Full review might have slowed the research, possibly prompting the IRB to notice irregularities that pointed to the fraud perpetrated in Korea, McGee said.
For example, Hwang told Schatten in mid-January 2005 that some stem cell lines had become contaminated. But Schatten failed to conclude that their replacements could not have been grown and analyzed in time for the March 15 paper submission date as Hwang claimed, a Pitt investigation showed.
Earlier this month, Pitt issued draft regulations to help ensure that stem cell research is conducted legally and ethically.
Universities nationwide are taking similar steps, based on the recommendations of a report issued by the National Academy of Sciences in April 2005.
"There was a lot of concern that work was going to go forward without standardized guidelines," said University of Virginia bioethicist Jonathan Moreno, who served as co-chair of the panel that wrote the National Academy report.

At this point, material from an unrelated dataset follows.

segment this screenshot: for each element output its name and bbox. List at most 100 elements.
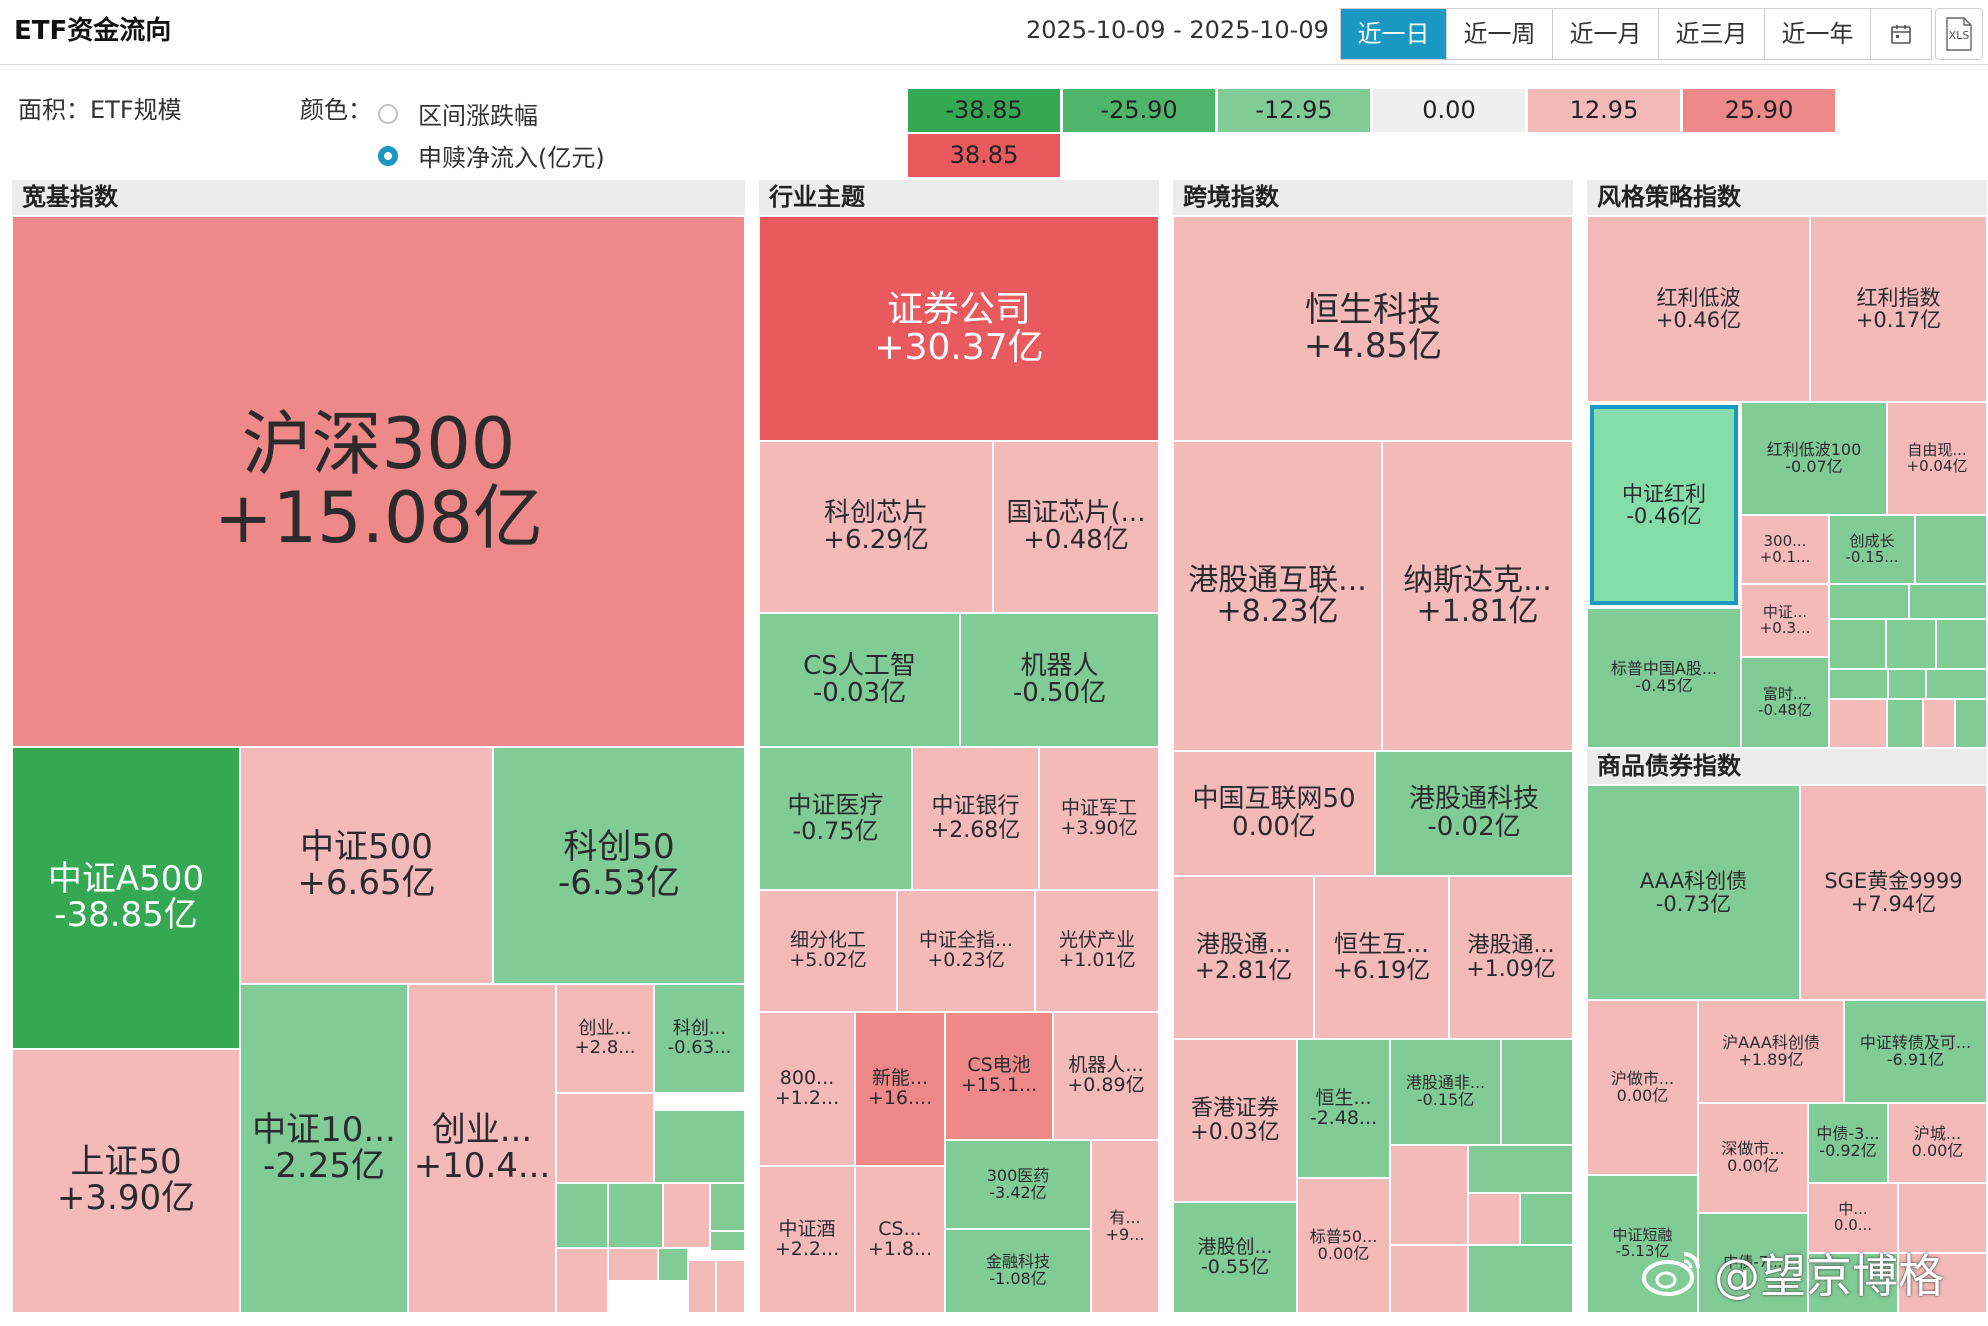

"But the regulatory system has been designed for people who want to do the right thing but aren't sure how to proceed," Moreno said.
Faulty research
A chronology of events surrounding University of Pittsburgh scientist Gerald Schatten's role in fraudulent Korean human embryonic stem cell research.
March 15, 2005: Schatten and Korean researcher Dr. Hwang Woo-Suk submit a paper to the journal Science, claiming creation of patient-matched stem cells by cloning of human embryos.
March 16, 2005: Pitt's Institutional Review Board overseeing human subjects research sends Schatten a letter saying his project does not involve human subjects, which means it will not review his work further.
June 17, 2005: Paper is published in Science.
Nov. 11, 2005: The authors of the paper submit corrections to Science, saying they created fewer cloned cell lines than they originally reported.
Nov. 14, 2005: Schatten publicly severs ties with Hwang over ethical concerns about human egg procurement.
Dec. 4, 2005: Hwang contacts Science to report some cell images submitted as part of the paper unintentionally showed the same thing.
Dec. 6, 2005: Pitt's research integrity officer, Jerome L. Rosenberg, learns of a Korean news report questioning the validity of the research.
Dec. 14, 2005: Pitt notifies Schatten that it has opened an investigation two days after he asks Science to remove his name from the paper.
Dec. 15, 2005: Seoul National University (SNU) opens an investigation.
Dec. 23 and 30, 2005; Jan. 10, 2006: SNU announces in three stages that the supposed cloned cell lines did not exist.
Jan. 12, 2006: Science editors retract paper.
Feb. 8, 2006: Pitt panel appointed by Dr. Arthur Levine finds Schatten did not commit research misconduct, but said he shirked his responsibilities as co-author of the paper. It recommends the university take corrective or disciplinary action.